Sıyrık bir et parçası yaşamın rengi,

Asırlık bir yanlık şehri,

Yağmur çiği öyle mahzun düşüyor ki gece ’ye

Acı bir flüt sesi,

Açıkmış serçelere yarınlar için masal okuyor,

Yüreğim şehrin hüzünlü sesinde eriyor,

Veda’lı hastalık gibi sevgiler,

İmkânsızları deliyor,

Ruh hastası sokakların çığlık sesleri,

Tonlarını garip bir uçuk griye çeviriyor,

Şehvetli bir yaşam kokusu,

Güvercinlerden geliyor,

Senle uyuyor şehir,

Bu nasıl perişanlık kokusu,

Bacasız sobanın kestanesi gibi,

Patlıyor, patlıyor parçalanıyor bir nefes öyküsü,

Acı bir gerçeklik gibi düşüyor.

Zamanın saniyeleri,

Yitirilmiş bir tını ayak sesleri,

Takunyalara vuruyor,

Topuklara yara nasıl nasıl acıyor,

Zaman sen ne acıyorsun,

Ömür diye verdikleri,

Tırnak ucunda,

Düzgün kesilmiş asfalta benziyor,

Sinirleri zorlayan ölümlü bir ayak sesi yankılanıyor,

Neredesin, neredeydin Ömrüm.

Farkında nasıl olamadım ben senin,

Yâda sen mi fark etmedin ben mi?

Dostlarla birkaç kadeh kaldırdık şerefine,

İyileri bitirdik, iyi kilere zaman veremedik,

Pencereyi hep yarım açık bıraktık,

Tüller meltemde sallandı.

Sen mi yanlış anladın, ben mi yanlış anladım?

Anlar anılarmış karıştı,

Hayır hayır…

Aslında her şey düzenliydi.

Zaman uzundu keşkeleri geri atıp öksüz bir serçe yemeğinde,

Kendimize şehvetli bir o kadar da umursamaz bitirdim.
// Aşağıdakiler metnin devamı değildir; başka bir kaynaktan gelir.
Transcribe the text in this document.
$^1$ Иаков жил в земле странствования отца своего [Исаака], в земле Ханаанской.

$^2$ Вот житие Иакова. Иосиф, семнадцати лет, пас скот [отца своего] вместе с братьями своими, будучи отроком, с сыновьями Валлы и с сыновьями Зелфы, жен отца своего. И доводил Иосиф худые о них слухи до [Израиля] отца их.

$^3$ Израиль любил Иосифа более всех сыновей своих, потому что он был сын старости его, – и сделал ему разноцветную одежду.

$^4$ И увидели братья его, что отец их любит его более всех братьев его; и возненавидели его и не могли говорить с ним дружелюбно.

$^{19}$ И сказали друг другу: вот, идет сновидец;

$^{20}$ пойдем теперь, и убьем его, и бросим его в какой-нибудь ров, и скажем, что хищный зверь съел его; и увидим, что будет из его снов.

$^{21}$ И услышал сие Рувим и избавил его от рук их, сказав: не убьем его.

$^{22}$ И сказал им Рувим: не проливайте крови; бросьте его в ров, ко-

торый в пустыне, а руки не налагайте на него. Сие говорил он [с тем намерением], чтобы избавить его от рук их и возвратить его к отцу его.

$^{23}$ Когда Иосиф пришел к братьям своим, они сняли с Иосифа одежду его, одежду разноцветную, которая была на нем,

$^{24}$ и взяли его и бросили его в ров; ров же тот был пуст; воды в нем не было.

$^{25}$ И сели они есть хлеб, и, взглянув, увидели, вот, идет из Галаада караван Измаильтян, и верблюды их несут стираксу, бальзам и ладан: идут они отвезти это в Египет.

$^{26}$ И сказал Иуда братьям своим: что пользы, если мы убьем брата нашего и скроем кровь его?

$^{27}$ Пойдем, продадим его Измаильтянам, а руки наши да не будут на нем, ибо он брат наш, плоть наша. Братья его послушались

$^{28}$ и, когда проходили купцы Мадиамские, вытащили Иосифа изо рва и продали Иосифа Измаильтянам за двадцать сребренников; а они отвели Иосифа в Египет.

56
Yanıldığın o piyano sesi de değildi.

Rüzgârın çocuk parkına vuruşu idi,

Orda çocuklar turuncu mor sallanıyordu,

Özgürlüktü,

Savaşsızdı her yer,

Bir İsrail bir İran değildi,

Tam bir ana kucağı idi,

Kimse vurulmamıştı,

Ve ve mart hiç gelmemişti,

Acı bir çığlık buraları vurmamıştı,

Ya yenildin ya yenildim ama ben buradaydım ya da

Burada gibi davrandın bende anlayamadım.